Studies show that periodontal or gum disease is the number one illness found in both cats and dogs. About 80 percent of dogs and 70 percent of cats have oral disease by the time they are three years old.
The American Animal Hospital Association recommends annual dental cleanings beginning at age one or two as regular cleanings and exams will allow your veterinarian to look for disease, fractured teeth, and other potential issues.
In honor of February’s National Pet Dental Health Month, we’re bringing you five reasons to consistently care for your pet’s teeth!
Good dental health reduces bad breath.
Bad breath not only makes it difficult to get close to your pet, but it’s also a sign of periodontal disease. Fortunately, oral diseases are completely preventable with daily maintenance, frequent brushing and consistent trips to your vet. However, failure to properly address dental health could lead to more serious issues. If your pet has persistent bad breath, it’s time to make an appointment with your vet.
Quality dental health can extend your pet’s life.

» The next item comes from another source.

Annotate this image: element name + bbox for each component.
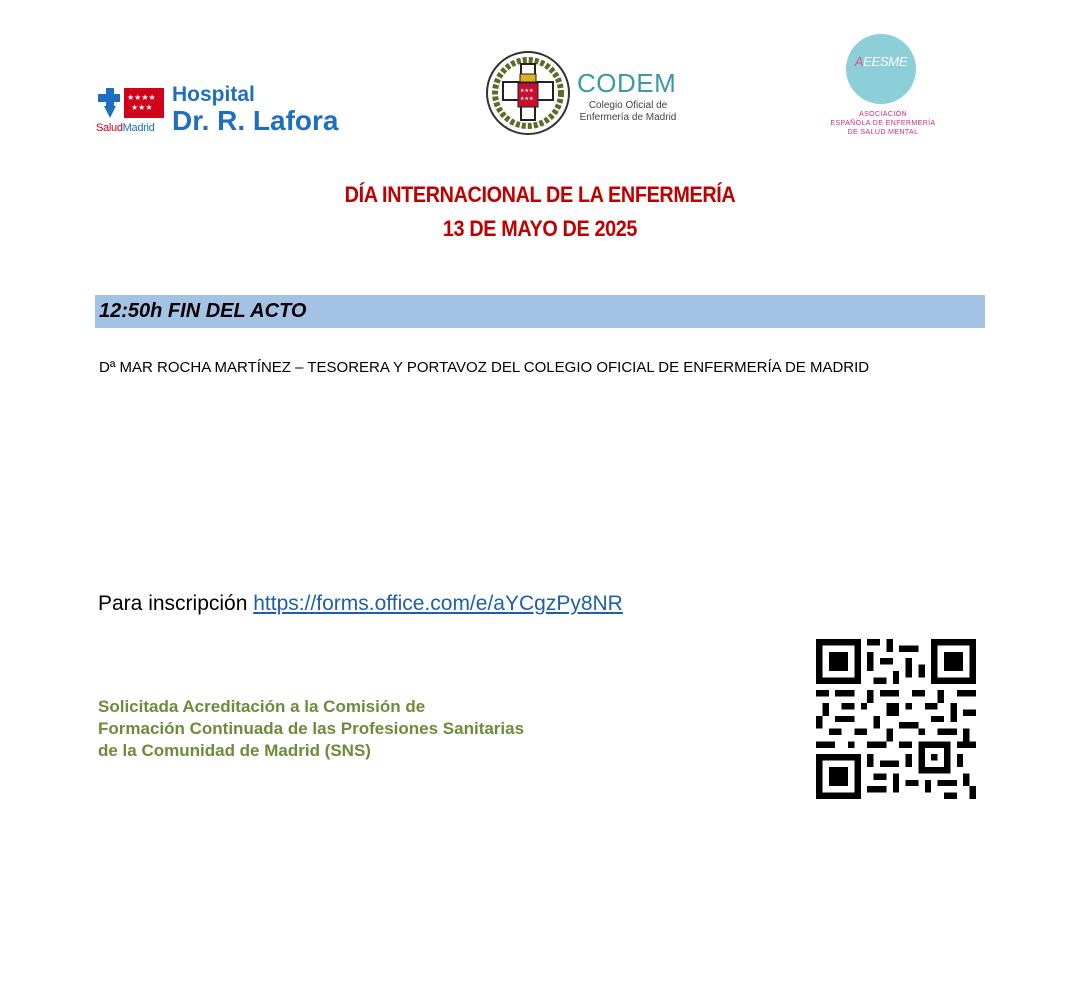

When the mouth is unhealthy, the rest of the body often follows as toxins and bacteria can absorb into the bloodstream, leading to damaged organs. While your dog may not be excited about his brushing or vet appointments, it’s worth taking the time to introduce a quality dental care regimen. A good dental health plan will include a healthy diet, daily tooth brushing, and regular veterinarian visits.
Dental exams cover more than just teeth.
Dental exams begin with a comprehensive oral examination to evaluate the head, face, and neck. Oral exams allow a veterinarian to identify any problems, including broken teeth, periodontal disease, or oral tumors. With dental probing and X-rays, experts can find deeper more hidden issues.
Complete dental exams can catch periodontal disease early and start your pet onto a road of recovery. However, if you don’t catch the disease in time or take the measures to fix the problem, the gums will become irritated, bleed, and pets will experience a lot of unnecessary oral pain.
Regular exams prevent pain and tooth loss.
With periodontal disease, the roots of teeth may become so severely affected that some teeth will become loose and fall out. If your pet is losing teeth, there are likely other teeth that are loose or diseased, which will cause your pet pain and discomfort. If left untreated, periodontal disease can significantly impact an animal’s quality of life.
Consistent dental care now will save you money later.
Without regular care, your pet’s teeth could end up with considerable issues in the future. Keeping your animal’s teeth in good health can even save you money down the road in extensive dental repair work. Preventative procedures now will prevent costly surgeries or extractions, not to mention will help prevent other health problems as well.